Jeffersontown Police responded Wednesday when 69-year-old Maurice Stallard and 67-year-old Vickie Lee Jones were shot and killed at the Kroger on Taylorsville Road.
The alleged shooter, Gregory Bush, was taken into custody shortly after he fled the scene.
A man who was at the scene of the shooting told WAVE 3 News that moments after the Bush allegedly killed two black victims, he told a white bystander that “whites don’t kill whites.”
“The sentiments that were expressed to a witness by Mr. Bush, the suspect in this crime, are not indicative of this community," Rogers said Sunday. "They’re not indicative of the Jeffersontown Police. I wanted to call it what it was, and that’s racism in action.”
In a news conference the day after the shooting, police revealed that Bush attempted to go to the predominantly African-American First Baptist Church of Jeffersontown Wednesday, but failed, before going to the Kroger where he gunned down Stallard and Jones. Rogers spoke at that church Sunday morning.
During his remarks, Rogers spoke about the Kroger shooting, as well as the Pittsburgh Synagogue massacre which happened on Saturday, calling them both hate crimes.

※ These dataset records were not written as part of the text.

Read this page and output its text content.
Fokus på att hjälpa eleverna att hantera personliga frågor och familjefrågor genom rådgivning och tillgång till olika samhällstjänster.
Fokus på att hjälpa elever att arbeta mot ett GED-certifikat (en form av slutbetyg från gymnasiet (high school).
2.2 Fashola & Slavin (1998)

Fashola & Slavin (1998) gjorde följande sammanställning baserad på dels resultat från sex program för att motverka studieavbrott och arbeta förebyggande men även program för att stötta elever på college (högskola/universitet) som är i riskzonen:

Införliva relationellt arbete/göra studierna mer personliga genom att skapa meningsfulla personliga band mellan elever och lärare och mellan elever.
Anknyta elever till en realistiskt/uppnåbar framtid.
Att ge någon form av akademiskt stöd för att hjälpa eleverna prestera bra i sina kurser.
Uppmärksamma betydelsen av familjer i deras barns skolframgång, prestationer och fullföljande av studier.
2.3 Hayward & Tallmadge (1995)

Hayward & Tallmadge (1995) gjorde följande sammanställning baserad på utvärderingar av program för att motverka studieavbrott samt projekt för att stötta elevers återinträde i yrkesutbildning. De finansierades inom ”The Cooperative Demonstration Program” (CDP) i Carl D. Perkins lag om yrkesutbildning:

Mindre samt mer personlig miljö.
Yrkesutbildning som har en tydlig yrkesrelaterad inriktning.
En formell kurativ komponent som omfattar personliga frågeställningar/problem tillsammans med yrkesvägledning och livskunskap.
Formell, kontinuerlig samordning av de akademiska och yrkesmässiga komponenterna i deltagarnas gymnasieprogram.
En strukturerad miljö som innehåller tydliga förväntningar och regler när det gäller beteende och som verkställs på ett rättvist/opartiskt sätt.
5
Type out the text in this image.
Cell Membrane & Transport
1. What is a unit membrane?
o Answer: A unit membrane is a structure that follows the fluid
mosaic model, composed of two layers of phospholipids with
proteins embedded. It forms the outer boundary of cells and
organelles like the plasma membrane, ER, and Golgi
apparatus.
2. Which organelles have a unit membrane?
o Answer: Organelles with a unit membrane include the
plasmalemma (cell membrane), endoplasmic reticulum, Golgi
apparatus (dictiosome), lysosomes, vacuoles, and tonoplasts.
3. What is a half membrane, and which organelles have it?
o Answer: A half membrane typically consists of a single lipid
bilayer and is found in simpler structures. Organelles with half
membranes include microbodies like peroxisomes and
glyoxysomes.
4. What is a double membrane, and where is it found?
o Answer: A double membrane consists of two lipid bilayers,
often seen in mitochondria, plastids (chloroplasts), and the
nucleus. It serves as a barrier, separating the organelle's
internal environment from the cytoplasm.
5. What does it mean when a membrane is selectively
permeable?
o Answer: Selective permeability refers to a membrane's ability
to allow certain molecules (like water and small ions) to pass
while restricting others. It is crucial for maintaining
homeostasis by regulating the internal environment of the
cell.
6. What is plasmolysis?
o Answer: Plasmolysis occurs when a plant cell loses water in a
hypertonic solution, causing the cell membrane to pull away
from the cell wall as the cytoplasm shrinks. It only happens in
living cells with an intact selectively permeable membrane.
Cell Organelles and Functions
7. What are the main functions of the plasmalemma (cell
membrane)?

“It’s the elephant in the room that some don’t want to acknowledge in this case, and that doesn’t get acknowledged many times in other similar tragedies that have occurred elsewhere," Rogers said. “The horrific shooting at the Tree of Life Synagogue in Pittsburgh yesterday, where the shooter made anti-Semitic statements, as he gunned down 11 innocent people. The shooting here last Wednesday that took the lives of two wonderful people from our community way too early, where the shooter made a statement to a witness to the effect of ‘whites don’t kill whites'. Those are fact, they happened. These two most recent examples of hate crimes, were carried out by evil people, that base their beliefs and actions on ideas and ideals that are contrary to the good of the American people.”
Rogers said the investigation is ongoing. They anticipate turning a case over to the grand jury some time this week.